Sadly, old as those posts are, so little has changed for so may years
that they are still current! gnutools 507Kj has gcc 2.95 and for various
reasons that is actually still the last version of gcc that works on osr5.
There is some annoying ugliness you have to handle manually to deal with
the fact that gwxlibs is by now far newer than the last gnutools, yet,
gnutools requires gwxlibs be installed first, and some files that were
in gnutools are now in gwxlibs, so you want to install gwxlibs _after_
gnutools to get the current files from gwxlibs instead of the old ones
from gnutools. There are a couple ways to deal with that. You can
install an older gwxlibs, then gnutools, then the latest gwxlibs, or
there is a little trick where you can tell gnutools to ignore it's
dependencies so you can install gnutools first (and it'll be a broken
install until you fulfill those dependencies by installing gwxlibs).
Basically, assuming you have osr 5.0.7:
* install the full dev sys from osr507 install cd (free downloadable iso
is the latest version), forego licensing it.
* install gnutools507Kj, lookup the the temp file hack that tells it to
ignore the gwxlibs requirement, touch /tmp/gnutools.nocheck or something
like that, before running the installer.
* install osr507mp5 (this not only includes the latest gwxlibs but all
of it's other dependencies and fixes the ld linker in case you had the
broken one from the linker/libs package instead of the full dev sys)
Depending on what you have installed right now, there are variations on
all of that. I could advise better if I knew what you already have
installed right now.
You can get a fully working kit, legal and free, even on osr 5.0.5. with
effort. Possibly even on 5.0.4. Definitely you can at least compile new
binaries and new libraries that run on 5.0.4
The details and prerequisites differ depending of what you're starting
from, but that's the overall recipe is those 3 main items, devsys or
linker/libs package, gnutools, gwxlibs. None of which come from
skunkware, they consolidate and obsolete many separate and older
packages that were in skunkware or in plain tar files originally.

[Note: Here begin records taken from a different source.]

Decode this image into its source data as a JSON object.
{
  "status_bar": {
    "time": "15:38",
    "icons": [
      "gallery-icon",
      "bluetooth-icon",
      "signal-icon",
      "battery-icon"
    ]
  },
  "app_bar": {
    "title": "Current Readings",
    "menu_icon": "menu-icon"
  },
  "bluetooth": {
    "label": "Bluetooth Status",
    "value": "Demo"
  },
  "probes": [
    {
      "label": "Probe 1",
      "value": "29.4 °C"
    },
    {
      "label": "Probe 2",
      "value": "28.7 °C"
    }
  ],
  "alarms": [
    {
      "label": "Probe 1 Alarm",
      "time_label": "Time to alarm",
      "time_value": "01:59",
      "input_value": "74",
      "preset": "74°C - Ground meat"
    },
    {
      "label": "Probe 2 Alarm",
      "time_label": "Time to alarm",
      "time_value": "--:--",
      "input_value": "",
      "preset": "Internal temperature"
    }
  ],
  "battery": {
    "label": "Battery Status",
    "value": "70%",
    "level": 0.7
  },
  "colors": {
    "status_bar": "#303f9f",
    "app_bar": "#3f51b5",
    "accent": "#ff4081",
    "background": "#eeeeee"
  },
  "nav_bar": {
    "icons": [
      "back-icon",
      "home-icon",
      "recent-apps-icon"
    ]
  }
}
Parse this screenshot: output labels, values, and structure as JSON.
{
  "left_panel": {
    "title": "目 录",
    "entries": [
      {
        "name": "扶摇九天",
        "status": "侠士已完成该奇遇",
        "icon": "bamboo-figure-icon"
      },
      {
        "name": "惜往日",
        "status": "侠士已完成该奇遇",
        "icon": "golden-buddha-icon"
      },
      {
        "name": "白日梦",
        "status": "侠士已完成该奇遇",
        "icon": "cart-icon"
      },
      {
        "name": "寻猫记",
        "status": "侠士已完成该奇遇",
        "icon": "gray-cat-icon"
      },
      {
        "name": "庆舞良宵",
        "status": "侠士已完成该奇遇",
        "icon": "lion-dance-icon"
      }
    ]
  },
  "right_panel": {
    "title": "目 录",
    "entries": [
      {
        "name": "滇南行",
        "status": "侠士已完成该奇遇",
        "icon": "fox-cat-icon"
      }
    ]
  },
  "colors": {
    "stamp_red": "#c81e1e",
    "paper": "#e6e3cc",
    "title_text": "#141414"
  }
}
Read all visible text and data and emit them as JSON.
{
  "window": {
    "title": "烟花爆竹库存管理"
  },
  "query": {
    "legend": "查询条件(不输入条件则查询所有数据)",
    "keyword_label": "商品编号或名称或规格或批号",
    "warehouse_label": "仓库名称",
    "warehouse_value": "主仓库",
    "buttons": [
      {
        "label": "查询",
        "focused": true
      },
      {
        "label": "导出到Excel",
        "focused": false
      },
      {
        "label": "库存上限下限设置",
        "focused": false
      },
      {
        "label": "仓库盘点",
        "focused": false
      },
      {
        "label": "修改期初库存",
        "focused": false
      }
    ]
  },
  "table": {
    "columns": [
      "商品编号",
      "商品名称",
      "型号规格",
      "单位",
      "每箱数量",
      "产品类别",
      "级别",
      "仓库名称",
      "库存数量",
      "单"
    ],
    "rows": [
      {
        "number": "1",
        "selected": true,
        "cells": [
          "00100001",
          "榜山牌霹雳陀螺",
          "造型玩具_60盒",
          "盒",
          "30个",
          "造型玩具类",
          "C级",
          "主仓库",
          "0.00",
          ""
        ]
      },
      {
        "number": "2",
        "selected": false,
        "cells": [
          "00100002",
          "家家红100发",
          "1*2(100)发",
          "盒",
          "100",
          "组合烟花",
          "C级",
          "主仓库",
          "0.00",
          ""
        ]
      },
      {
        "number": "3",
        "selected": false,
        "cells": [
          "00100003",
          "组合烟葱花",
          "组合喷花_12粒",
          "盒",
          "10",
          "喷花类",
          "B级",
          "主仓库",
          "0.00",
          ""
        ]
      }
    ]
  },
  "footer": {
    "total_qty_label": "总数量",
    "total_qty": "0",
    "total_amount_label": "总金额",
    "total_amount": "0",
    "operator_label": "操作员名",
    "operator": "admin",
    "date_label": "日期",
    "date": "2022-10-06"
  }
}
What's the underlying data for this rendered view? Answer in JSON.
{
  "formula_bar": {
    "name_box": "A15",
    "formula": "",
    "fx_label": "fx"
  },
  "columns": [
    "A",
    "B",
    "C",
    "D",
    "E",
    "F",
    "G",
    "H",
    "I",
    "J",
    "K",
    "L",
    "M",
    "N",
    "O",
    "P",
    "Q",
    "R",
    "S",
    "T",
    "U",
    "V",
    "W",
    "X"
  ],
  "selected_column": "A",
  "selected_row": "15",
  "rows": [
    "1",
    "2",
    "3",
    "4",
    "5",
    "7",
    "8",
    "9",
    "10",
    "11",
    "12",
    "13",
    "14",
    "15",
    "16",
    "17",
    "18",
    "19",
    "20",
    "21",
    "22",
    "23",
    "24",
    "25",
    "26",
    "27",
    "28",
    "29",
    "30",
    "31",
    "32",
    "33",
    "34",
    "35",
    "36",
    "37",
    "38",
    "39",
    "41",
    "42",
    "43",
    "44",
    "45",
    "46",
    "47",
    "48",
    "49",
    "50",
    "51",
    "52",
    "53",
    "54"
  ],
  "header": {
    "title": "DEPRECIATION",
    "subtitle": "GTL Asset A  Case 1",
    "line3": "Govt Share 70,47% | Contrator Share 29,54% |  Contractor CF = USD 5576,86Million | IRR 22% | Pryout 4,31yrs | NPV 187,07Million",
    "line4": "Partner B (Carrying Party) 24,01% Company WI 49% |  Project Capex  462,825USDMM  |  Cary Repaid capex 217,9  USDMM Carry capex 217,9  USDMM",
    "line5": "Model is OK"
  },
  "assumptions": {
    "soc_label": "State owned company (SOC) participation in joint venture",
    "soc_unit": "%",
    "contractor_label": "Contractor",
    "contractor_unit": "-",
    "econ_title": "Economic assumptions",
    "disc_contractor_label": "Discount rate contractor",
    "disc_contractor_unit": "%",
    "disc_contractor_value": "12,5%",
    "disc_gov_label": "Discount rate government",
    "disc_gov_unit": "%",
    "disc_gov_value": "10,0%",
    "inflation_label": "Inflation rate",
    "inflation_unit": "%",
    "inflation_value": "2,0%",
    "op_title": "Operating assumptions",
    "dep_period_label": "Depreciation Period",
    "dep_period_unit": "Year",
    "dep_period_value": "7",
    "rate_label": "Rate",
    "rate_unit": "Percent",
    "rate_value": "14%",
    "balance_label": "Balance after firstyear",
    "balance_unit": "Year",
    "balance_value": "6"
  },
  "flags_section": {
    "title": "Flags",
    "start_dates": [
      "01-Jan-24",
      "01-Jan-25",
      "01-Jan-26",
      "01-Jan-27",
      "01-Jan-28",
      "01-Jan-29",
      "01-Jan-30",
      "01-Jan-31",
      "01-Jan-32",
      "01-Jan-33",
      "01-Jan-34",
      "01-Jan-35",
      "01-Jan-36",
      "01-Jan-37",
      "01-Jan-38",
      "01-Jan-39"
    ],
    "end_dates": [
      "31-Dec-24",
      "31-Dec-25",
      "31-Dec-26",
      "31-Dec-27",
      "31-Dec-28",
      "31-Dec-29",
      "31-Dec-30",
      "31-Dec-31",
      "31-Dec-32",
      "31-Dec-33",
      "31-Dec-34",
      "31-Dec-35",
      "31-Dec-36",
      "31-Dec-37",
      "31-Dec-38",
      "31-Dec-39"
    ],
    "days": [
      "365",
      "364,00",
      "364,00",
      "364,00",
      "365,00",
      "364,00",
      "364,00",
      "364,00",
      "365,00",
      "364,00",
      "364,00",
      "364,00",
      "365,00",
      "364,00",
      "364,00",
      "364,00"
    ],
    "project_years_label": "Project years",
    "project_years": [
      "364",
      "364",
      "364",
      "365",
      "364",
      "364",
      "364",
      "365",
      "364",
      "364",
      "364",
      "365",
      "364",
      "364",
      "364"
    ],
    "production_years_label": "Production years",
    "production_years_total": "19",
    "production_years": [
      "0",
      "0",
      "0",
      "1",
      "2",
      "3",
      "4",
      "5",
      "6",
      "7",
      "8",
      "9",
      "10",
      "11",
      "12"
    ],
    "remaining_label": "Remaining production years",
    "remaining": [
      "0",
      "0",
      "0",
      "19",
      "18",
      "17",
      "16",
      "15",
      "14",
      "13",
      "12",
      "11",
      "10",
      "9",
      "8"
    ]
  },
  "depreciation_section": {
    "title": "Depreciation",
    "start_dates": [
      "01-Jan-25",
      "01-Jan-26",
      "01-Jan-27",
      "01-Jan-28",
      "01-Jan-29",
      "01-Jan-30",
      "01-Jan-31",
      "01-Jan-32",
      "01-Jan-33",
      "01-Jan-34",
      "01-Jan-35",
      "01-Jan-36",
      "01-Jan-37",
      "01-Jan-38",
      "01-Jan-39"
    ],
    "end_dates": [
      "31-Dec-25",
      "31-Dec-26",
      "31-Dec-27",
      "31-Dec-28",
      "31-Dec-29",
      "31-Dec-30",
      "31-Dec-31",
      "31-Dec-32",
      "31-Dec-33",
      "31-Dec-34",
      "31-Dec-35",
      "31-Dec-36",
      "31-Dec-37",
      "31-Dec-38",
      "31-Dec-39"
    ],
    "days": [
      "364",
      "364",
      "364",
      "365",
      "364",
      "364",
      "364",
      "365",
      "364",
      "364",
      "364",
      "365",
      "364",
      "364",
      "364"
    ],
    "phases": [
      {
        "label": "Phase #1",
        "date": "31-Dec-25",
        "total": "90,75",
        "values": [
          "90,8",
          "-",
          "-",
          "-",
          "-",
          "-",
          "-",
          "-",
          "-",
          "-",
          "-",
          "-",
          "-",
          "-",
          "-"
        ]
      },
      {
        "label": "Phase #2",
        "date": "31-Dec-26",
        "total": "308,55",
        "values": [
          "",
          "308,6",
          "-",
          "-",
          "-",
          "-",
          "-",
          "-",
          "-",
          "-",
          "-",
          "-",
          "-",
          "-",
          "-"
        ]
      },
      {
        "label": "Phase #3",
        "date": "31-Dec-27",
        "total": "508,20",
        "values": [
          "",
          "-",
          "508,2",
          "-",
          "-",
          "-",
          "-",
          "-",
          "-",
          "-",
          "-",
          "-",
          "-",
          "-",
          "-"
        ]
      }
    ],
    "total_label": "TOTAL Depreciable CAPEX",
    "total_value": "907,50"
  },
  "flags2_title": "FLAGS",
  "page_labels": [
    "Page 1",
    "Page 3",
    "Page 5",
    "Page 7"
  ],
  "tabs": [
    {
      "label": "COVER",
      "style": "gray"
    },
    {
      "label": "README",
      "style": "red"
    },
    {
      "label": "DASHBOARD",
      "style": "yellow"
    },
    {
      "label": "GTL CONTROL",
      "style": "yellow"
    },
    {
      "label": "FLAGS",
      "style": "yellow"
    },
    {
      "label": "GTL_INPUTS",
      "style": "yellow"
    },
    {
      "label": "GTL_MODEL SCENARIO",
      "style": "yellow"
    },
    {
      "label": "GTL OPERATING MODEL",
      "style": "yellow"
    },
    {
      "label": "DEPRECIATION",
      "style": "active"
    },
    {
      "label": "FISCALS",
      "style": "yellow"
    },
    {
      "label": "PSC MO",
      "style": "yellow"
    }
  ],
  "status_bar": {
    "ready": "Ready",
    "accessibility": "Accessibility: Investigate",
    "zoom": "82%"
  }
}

"Install NNN" means read the directions for NNN to install it. I haven't
seen very many VOL packages, be they from skunkware or other, that
failed to list their prerequisites in the associated readme.
The fact that you had a library problem with that skunkware ImageMagick
tells me that you most likely failed to read the install directions
which probably told you to install some Glib-x.x or other package(s)
first. Don't complain to me about any of the above not working if you do
that again.
For osr507 it's pretty easy because mp5 does everything at once all by
itself, including and superseding almost all other patches and updates
in one easy shot, as well as including gwxlibs and meeting all it's
prerequisites itself.
But for 506 or lower there are many individual packages and they each
have their own specific list of prerequisites and each of those has
their own in turn etc, and order of installation matters.